Верхний этаж сарая мы сдаем гробовщику Вильке. Это тощий мужчина, и никто
не знает, есть у него семья или нет. У нас с ним дружеские отношения,
как бывает обычно, когда отношения между людьми основаны на взаимной выгоде.
Если у нас есть совсем свежий покойник, у которого еще нет гроба, мы
рекомендуем Вильке или подаем ему знак, чтобы он сам позаботился предложить
свои услуги; также не забывает он и нас, когда узнает о трупе, который еще
не успели утащить гиены конкуренции, ибо за умерших ведется ожесточенный
бой, вплоть до поножовщины. Оскар Фукс, разъездной агент фирмы "Хольман и
Клотц", использует для этой цели даже лук. Прежде чем войти в дом, где лежит
покойник, он вытаскивает из кармана несколько разрезанных луковиц и нюхает
их до тех пор, пока на глазах не выступят слезы, - тогда он решительно
входит, подчеркнуто выражает свое соболезнование по поводу дорогого
покойника и старается заключить сделку. Потому его и прозвали Оскар-плакса.
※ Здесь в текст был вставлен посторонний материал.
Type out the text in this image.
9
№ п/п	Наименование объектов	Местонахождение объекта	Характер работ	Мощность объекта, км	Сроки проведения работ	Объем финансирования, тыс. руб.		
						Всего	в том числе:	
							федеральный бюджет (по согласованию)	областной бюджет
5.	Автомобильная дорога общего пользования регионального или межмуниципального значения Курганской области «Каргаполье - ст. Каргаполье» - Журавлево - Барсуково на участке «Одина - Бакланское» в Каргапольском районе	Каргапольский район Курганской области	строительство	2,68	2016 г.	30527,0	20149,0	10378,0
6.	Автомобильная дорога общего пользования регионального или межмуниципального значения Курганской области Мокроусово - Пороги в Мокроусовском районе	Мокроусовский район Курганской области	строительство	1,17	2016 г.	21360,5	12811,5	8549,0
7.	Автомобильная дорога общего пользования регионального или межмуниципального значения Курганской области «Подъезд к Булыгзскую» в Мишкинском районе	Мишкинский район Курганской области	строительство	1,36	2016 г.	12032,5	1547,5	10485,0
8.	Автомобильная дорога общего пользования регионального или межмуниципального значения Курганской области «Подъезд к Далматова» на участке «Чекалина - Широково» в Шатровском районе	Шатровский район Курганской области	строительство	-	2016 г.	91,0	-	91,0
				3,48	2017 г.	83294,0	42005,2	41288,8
Странное дело: если бы близкие при жизни иного покойника хоть наполовину так
заботились о нем, как тогда, когда им от этого уже нет никакой пользы, трупы
наверняка охотно отказались бы от самых дорогих мавзолеев; но уж таков
человек: по-настоящему он дорожит только тем, что у него отнято.
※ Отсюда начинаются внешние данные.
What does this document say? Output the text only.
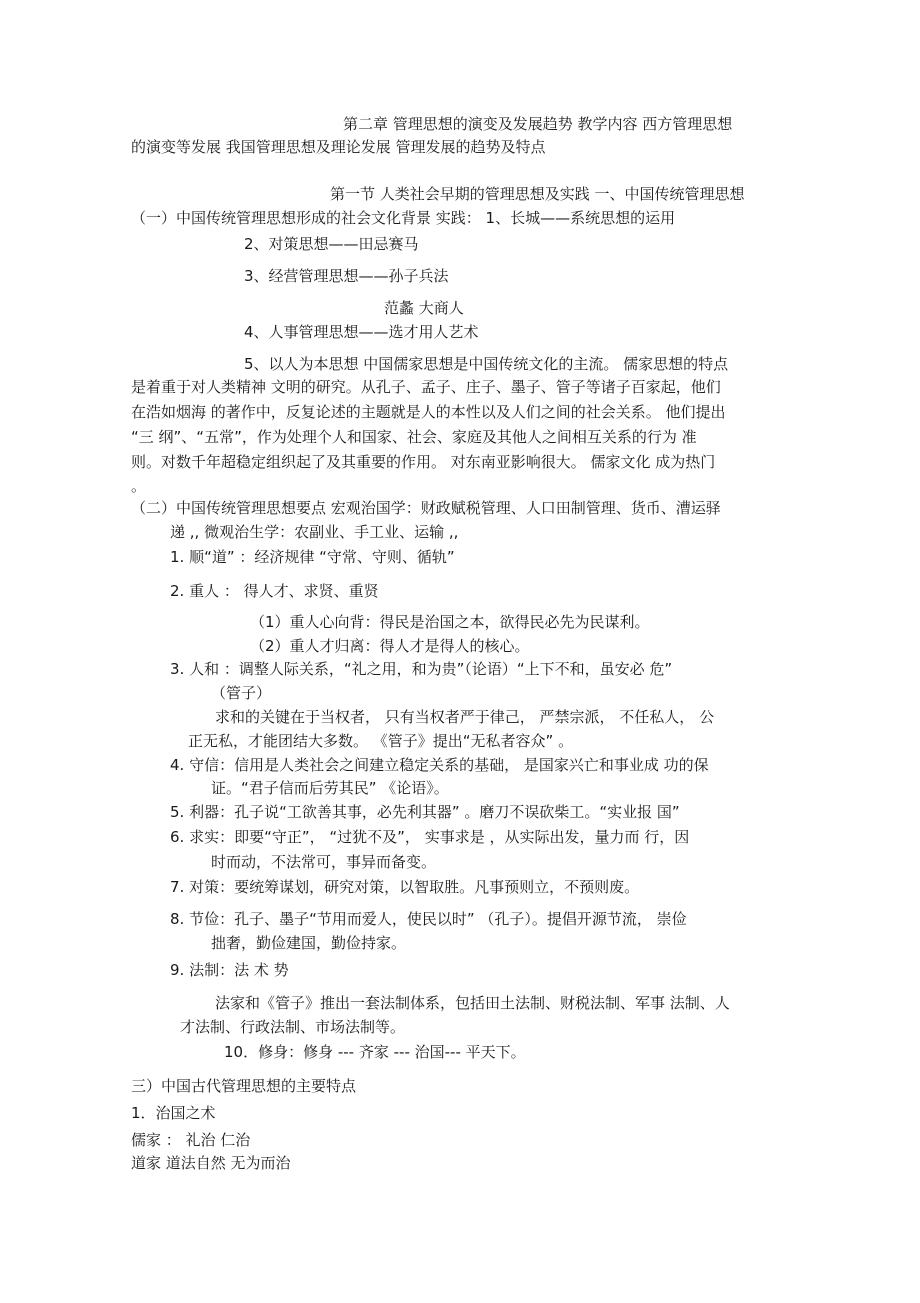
第二章 管理思想的演变及发展趋势 教学内容 西方管理思想
的演变等发展 我国管理思想及理论发展 管理发展的趋势及特点
第一节 人类社会早期的管理思想及实践 一、中国传统管理思想
（一）中国传统管理思想形成的社会文化背景 实践： 1、长城——系统思想的运用
2、对策思想——田忌赛马
3、经营管理思想——孙子兵法
范蠡 大商人
4、人事管理思想——选才用人艺术
5、以人为本思想 中国儒家思想是中国传统文化的主流。 儒家思想的特点
是着重于对人类精神 文明的研究。从孔子、孟子、庄子、墨子、管子等诸子百家起，他们
在浩如烟海 的著作中，反复论述的主题就是人的本性以及人们之间的社会关系。 他们提出
“三 纲”、“五常”，作为处理个人和国家、社会、家庭及其他人之间相互关系的行为 准
则。对数千年超稳定组织起了及其重要的作用。 对东南亚影响很大。 儒家文化 成为热门
。
（二）中国传统管理思想要点 宏观治国学：财政赋税管理、人口田制管理、货币、漕运驿
递 ,, 微观治生学：农副业、手工业、运输 ,,
1. 顺“道” ：经济规律 “守常、守则、循轨”
2. 重人 ： 得人才、求贤、重贤
（1）重人心向背：得民是治国之本，欲得民必先为民谋利。
（2）重人才归离：得人才是得人的核心。
3. 人和 ：调整人际关系，“礼之用，和为贵”（论语）“上下不和，虽安必 危”
（管子）
求和的关键在于当权者， 只有当权者严于律己， 严禁宗派， 不任私人， 公
正无私，才能团结大多数。 《管子》提出“无私者容众” 。
4. 守信：信用是人类社会之间建立稳定关系的基础， 是国家兴亡和事业成 功的保
证。“君子信而后劳其民” 《论语》。
5. 利器：孔子说“工欲善其事，必先利其器” 。磨刀不误砍柴工。“实业报 国”
6. 求实：即要“守正”， “过犹不及”， 实事求是 ，从实际出发，量力而 行，因
时而动，不法常可，事异而备变。
7. 对策：要统筹谋划，研究对策，以智取胜。凡事预则立，不预则废。
8. 节俭：孔子、墨子“节用而爱人，使民以时” （孔子）。提倡开源节流， 崇俭
拙奢，勤俭建国，勤俭持家。
9. 法制：法 术 势
法家和《管子》推出一套法制体系，包括田土法制、财税法制、军事 法制、人
才法制、行政法制、市场法制等。
10．修身：修身 --- 齐家 --- 治国--- 平天下。
三）中国古代管理思想的主要特点
1．治国之术
儒家 ： 礼治 仁治
道家 道法自然 无为而治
Улицу медленно наполняет прозрачная дымка вечерних сумерек. У Лизы уже
горит свет; но теперь занавески задернуты - знак того, что мясник пришел. От
ее дома начинается сад виноторговца Хольцмана. Кисти сирени свешиваются
через ограду, а из подвалов тянет свежим уксусным запахом бочек. Из ворот
нашего дома выходит фельдфебель-пенсионер Кнопф. Это худой человек в картузе
и с тросточкой; несмотря па его профессию и на то, что он, кроме строевого
устава, не прочел за всю жизнь ни одной книжки, он чем-то похож на Ницше.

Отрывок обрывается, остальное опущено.